Contaba que fue cerrando puertas en la vida sin mirar atrás. Ayer tarde cerró la última, y Córdoba se quedó huérfana de Miguel Salcedo Hierro. Cronista de la ciudad, numerario más antiguo de la Real Academia, hombre de teatro, profesor, gastrónomo, humorista muy serio en horas extras y hombre de bien, se nos fue el último sabio de Córdoba a los 87 años de edad, tras una enfermedad breve y fulminante que desde hace unas semanas lo tenía varado en una cama de la Cruz Roja. Y muy a su pesar, pues sabido es por cuantos le conocían --que es Córdoba entera-- el afán por estrujar el zumo de la existencia que alargaba los días del entrañable humanista. Numerosos ciudadanos se unieron anoche al dolor de la familia en el tanatorio de las Quemadas. Su funeral tendrá lugar a las 17.30 en la iglesia de la Trinidad, y después el Ayuntamiento celebrará un pleno extraordinario en su memoria.
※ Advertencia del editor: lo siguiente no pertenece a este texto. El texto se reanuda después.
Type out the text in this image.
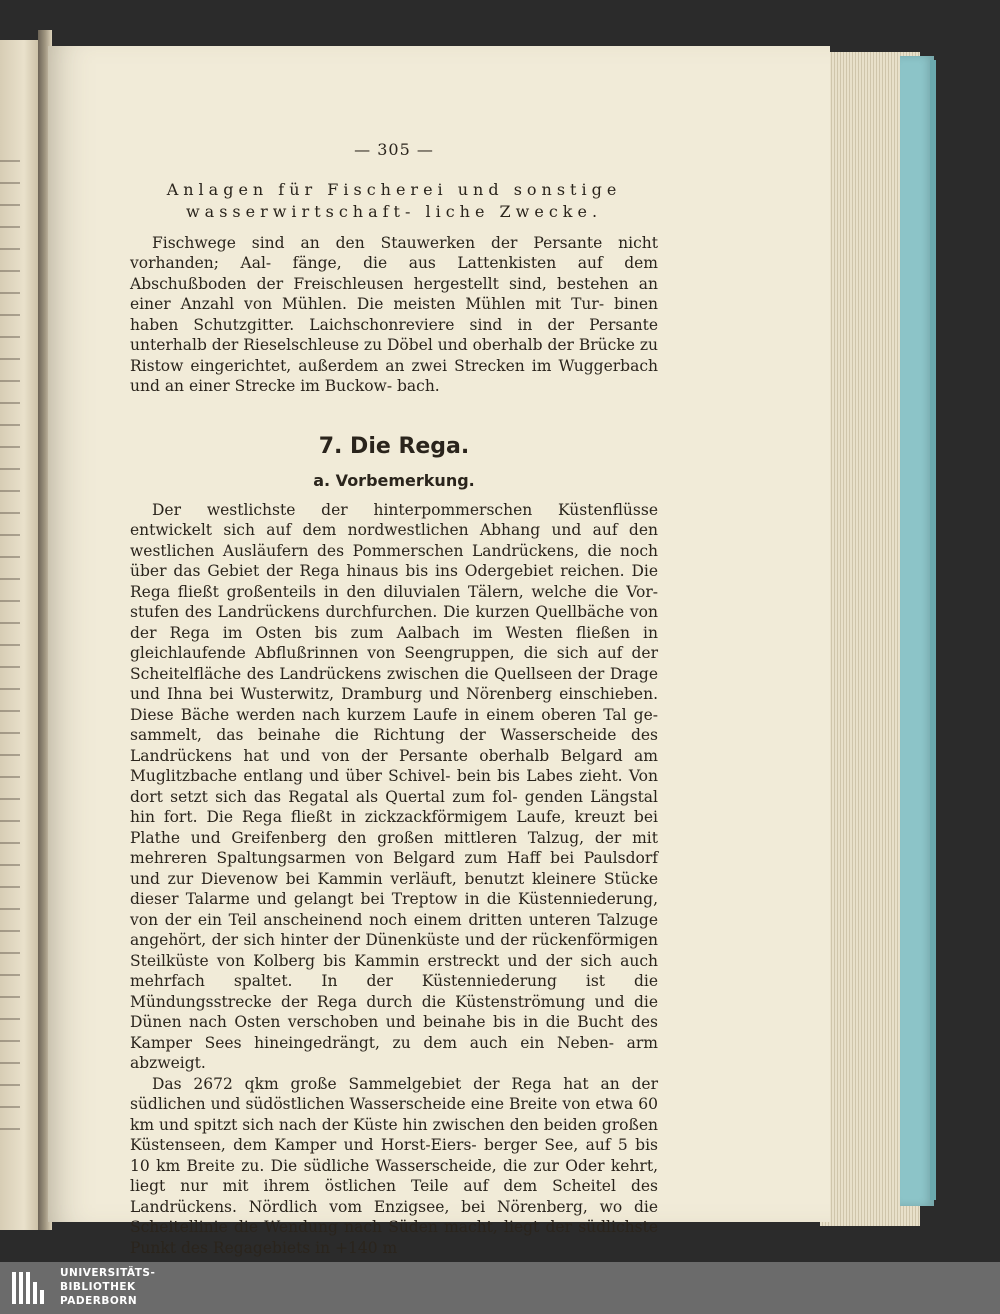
— 305 —
Anlagen für Fischerei und sonstige wasserwirtschaft- liche Zwecke.

Fischwege sind an den Stauwerken der Persante nicht vorhanden; Aal- fänge, die aus Lattenkisten auf dem Abschußboden der Freischleusen hergestellt sind, bestehen an einer Anzahl von Mühlen. Die meisten Mühlen mit Tur- binen haben Schutzgitter. Laichschonreviere sind in der Persante unterhalb der Rieselschleuse zu Döbel und oberhalb der Brücke zu Ristow eingerichtet, außerdem an zwei Strecken im Wuggerbach und an einer Strecke im Buckow- bach.

7. Die Rega.
a. Vorbemerkung.

Der westlichste der hinterpommerschen Küstenflüsse entwickelt sich auf dem nordwestlichen Abhang und auf den westlichen Ausläufern des Pommerschen Landrückens, die noch über das Gebiet der Rega hinaus bis ins Odergebiet reichen. Die Rega fließt großenteils in den diluvialen Tälern, welche die Vor- stufen des Landrückens durchfurchen. Die kurzen Quellbäche von der Rega im Osten bis zum Aalbach im Westen fließen in gleichlaufende Abflußrinnen von Seengruppen, die sich auf der Scheitelfläche des Landrückens zwischen die Quellseen der Drage und Ihna bei Wusterwitz, Dramburg und Nörenberg einschieben. Diese Bäche werden nach kurzem Laufe in einem oberen Tal ge- sammelt, das beinahe die Richtung der Wasserscheide des Landrückens hat und von der Persante oberhalb Belgard am Muglitzbache entlang und über Schivel- bein bis Labes zieht. Von dort setzt sich das Regatal als Quertal zum fol- genden Längstal hin fort. Die Rega fließt in zickzackförmigem Laufe, kreuzt bei Plathe und Greifenberg den großen mittleren Talzug, der mit mehreren Spaltungsarmen von Belgard zum Haff bei Paulsdorf und zur Dievenow bei Kammin verläuft, benutzt kleinere Stücke dieser Talarme und gelangt bei Treptow in die Küstenniederung, von der ein Teil anscheinend noch einem dritten unteren Talzuge angehört, der sich hinter der Dünenküste und der rückenförmigen Steilküste von Kolberg bis Kammin erstreckt und der sich auch mehrfach spaltet. In der Küstenniederung ist die Mündungsstrecke der Rega durch die Küstenströmung und die Dünen nach Osten verschoben und beinahe bis in die Bucht des Kamper Sees hineingedrängt, zu dem auch ein Neben- arm abzweigt.

Das 2672 qkm große Sammelgebiet der Rega hat an der südlichen und südöstlichen Wasserscheide eine Breite von etwa 60 km und spitzt sich nach der Küste hin zwischen den beiden großen Küstenseen, dem Kamper und Horst-Eiers- berger See, auf 5 bis 10 km Breite zu. Die südliche Wasserscheide, die zur Oder kehrt, liegt nur mit ihrem östlichen Teile auf dem Scheitel des Landrückens. Nördlich vom Enzigsee, bei Nörenberg, wo die Scheitellinie die Wendung nach Süden macht, liegt der südlichste Punkt des Regagebiets in +140 m

UNIVERSITÄTS-
BIBLIOTHEK
PADERBORN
Aunque le gustaba definirse como "una persona inquieta", de las que para sentirse felices necesitan pluriemplearse en veinte mil asuntos --las más de las veces por amor al arte--, Miguel Salcedo Hierro (nacido en Córdoba el 12 de febrero de 1923) tenía una filosofía de vida que consistía en hacer mucho sin que se notase, e incluso le gustaba presumir de vago empujado a no parar por circunstancias sobrevenidas. Y así, poco a poco, fue dejándose la piel en mil facetas intelectuales y de calado popular --romero incondicional de Santo Domingo, dio lo mejor de sí en cientos de pregones, conferencias, libros y artículos en este periódico, que lo nombró Cordobés del Año 2000--. Todo ello presidido por sus dos grandes amores: uno era su familia (Carmina, su esposa y su todo desde que, perdida la vista, Miguel empezó a morir poco a poco, y su hija Marisol, heredera de su vocación gastronómica). Su otra gran pasión, la ciudad, la volcó con generosidad en todo lo que emprendía, incluida la política, pues fue concejal entre los estertores del franquismo y el inicio de la democracia.
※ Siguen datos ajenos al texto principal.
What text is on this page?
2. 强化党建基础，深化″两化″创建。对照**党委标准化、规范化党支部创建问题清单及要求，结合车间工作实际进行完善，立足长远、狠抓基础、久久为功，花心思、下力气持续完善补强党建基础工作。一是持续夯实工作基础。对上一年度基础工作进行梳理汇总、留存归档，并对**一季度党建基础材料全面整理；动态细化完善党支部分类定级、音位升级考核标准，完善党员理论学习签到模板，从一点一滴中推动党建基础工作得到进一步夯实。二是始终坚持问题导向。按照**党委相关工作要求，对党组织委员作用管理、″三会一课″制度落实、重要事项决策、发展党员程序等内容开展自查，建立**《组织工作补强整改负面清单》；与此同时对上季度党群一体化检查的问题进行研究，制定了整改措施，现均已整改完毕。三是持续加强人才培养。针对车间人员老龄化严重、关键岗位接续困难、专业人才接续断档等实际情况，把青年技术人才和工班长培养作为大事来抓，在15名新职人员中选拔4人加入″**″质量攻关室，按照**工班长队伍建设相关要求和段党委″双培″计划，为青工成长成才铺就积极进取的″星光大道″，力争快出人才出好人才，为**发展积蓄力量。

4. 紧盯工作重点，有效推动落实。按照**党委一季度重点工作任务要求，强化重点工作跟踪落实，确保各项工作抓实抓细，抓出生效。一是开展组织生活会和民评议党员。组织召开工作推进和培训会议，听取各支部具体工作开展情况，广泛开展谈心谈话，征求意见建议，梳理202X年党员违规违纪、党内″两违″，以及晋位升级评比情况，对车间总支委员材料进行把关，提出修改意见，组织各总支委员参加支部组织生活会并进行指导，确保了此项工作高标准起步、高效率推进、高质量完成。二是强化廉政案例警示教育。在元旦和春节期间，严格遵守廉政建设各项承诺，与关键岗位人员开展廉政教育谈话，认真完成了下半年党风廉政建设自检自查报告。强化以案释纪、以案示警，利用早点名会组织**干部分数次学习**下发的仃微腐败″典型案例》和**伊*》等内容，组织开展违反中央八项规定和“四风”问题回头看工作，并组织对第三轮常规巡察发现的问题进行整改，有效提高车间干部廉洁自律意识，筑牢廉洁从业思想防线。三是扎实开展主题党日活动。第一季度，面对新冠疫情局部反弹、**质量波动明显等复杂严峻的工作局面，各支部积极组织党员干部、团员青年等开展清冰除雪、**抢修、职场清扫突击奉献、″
Y Córdoba supo premiarle su entrega. En 1989 el Ayuntamiento lo designó por unanimidad cronista oficial de la ciudad, y en 1995 rotuló con su nombre una calle, que él solía pasear de incógnito como quien recorre el pasillo de su casa. También la Escuela Superior de Arte Dramático, con quien tanto quiso, le concedió hace tres años el honor de que llevara su nombre.

Académico numerario desde 1966 --lo que le convertía en el decano--, Miguel Salcedo pertenecía también a la Academia de Bellas Artes de San Telmo de Málaga y, en premio a sus desvelos culinarios (teóricos, eso sí, que no solía arremangarse ante los fogones) la Academia de Gastronomía de esa ciudad y la andaluza del Vino lo tenían entre sus socios de mayor mérito.

Hombre de verbo fácil y conocimientos enciclopédicos --aunque huía de la pedantería--, Salcedo legó su saber en más de una docena de libros, entre los que le enorgullecía especialmente el que escribió sobre la Mezquita-Catedral, que publicó en el 2000 tras llevar soñándolo toda la vida. No, no engañó Miguel Salcedo a su mujer cuando, de novios, le prometió que a su lado nunca se aburriría. Seguro que a estas horas está repartiendo papeles en la escena celestial.